When you fly up to Edinburgh, if you look under the left oxter of the plane as it commences its descent into the airport, you will see what remains of my parents’ idyll. Its name was Craigiehall Temple and we went there on summer weekends towards the end of my mother’s life. It stands above the banks of the River Almond, a folly three storeys high growing among the wild white raspberries and enclosing beeches. Its stairs wound through its three octagonal rooms, the top one with a golden ceiling around whose cornice ran plaster ribbons held by plaster doves.

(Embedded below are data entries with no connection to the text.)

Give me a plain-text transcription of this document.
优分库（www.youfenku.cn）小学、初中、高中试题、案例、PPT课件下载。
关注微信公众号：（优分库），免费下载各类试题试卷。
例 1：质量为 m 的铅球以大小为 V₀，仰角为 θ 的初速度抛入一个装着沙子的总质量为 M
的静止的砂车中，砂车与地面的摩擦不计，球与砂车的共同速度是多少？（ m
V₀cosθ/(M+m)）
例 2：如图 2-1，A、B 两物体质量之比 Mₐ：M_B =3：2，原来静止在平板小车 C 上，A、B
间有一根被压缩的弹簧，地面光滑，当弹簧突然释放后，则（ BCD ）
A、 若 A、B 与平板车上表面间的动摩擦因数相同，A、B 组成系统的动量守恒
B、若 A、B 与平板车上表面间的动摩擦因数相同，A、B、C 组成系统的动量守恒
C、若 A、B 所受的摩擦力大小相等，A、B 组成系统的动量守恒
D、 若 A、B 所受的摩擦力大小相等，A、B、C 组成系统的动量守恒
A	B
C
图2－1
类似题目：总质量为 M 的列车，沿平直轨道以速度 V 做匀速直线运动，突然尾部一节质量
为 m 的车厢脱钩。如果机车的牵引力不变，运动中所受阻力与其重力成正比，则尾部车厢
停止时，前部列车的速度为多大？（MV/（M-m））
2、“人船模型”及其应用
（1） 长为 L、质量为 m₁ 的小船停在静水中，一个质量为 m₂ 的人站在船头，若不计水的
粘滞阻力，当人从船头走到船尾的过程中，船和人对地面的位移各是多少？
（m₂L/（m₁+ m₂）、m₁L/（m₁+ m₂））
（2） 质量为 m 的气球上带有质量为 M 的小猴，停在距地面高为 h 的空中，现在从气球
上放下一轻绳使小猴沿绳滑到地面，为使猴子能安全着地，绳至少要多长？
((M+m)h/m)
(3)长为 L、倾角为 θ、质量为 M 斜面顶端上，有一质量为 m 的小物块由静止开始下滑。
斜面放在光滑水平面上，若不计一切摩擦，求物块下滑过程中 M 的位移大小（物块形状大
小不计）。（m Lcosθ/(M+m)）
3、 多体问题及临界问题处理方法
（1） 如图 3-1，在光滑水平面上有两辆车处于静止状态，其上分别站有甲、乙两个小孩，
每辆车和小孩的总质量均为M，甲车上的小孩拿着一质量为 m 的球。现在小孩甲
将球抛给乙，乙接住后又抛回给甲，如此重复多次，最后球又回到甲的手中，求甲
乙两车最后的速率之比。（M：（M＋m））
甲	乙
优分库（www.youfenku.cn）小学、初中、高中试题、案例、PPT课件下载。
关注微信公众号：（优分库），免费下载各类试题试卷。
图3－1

It had a doll’s house portico and no amenities at all. My parents furnished it from street sales and Mrs V’s. The piano in the top room cost half a crown, of which there were eight in the pound. There was a large cane chair that extended and had a pocket for magazines and a place where you could put your sundowner. My father called this chair ‘the British Fascist’. The middle room was where we all slept on camp beds that rolled away in the day. I lay on mine in my sleeping bag pretending hour upon hour to be a caterpillar, then a chrysalis. I was usually asleep by the time I was due to break open as something more glamorous and winged. There was a chemical lavatory and at night, with much care, as though handling moths, my parents lit the gas mantles of hurricane and Tilley lamps. The smell of paraffin makes me feel sick, as do all petrol compounds including Cow Gum, which we used to stick down layouts at Vogue; but to the paraffin-nausea there is also a dizzy homesickness for me since it was the source of much of our heat and light when I was a child.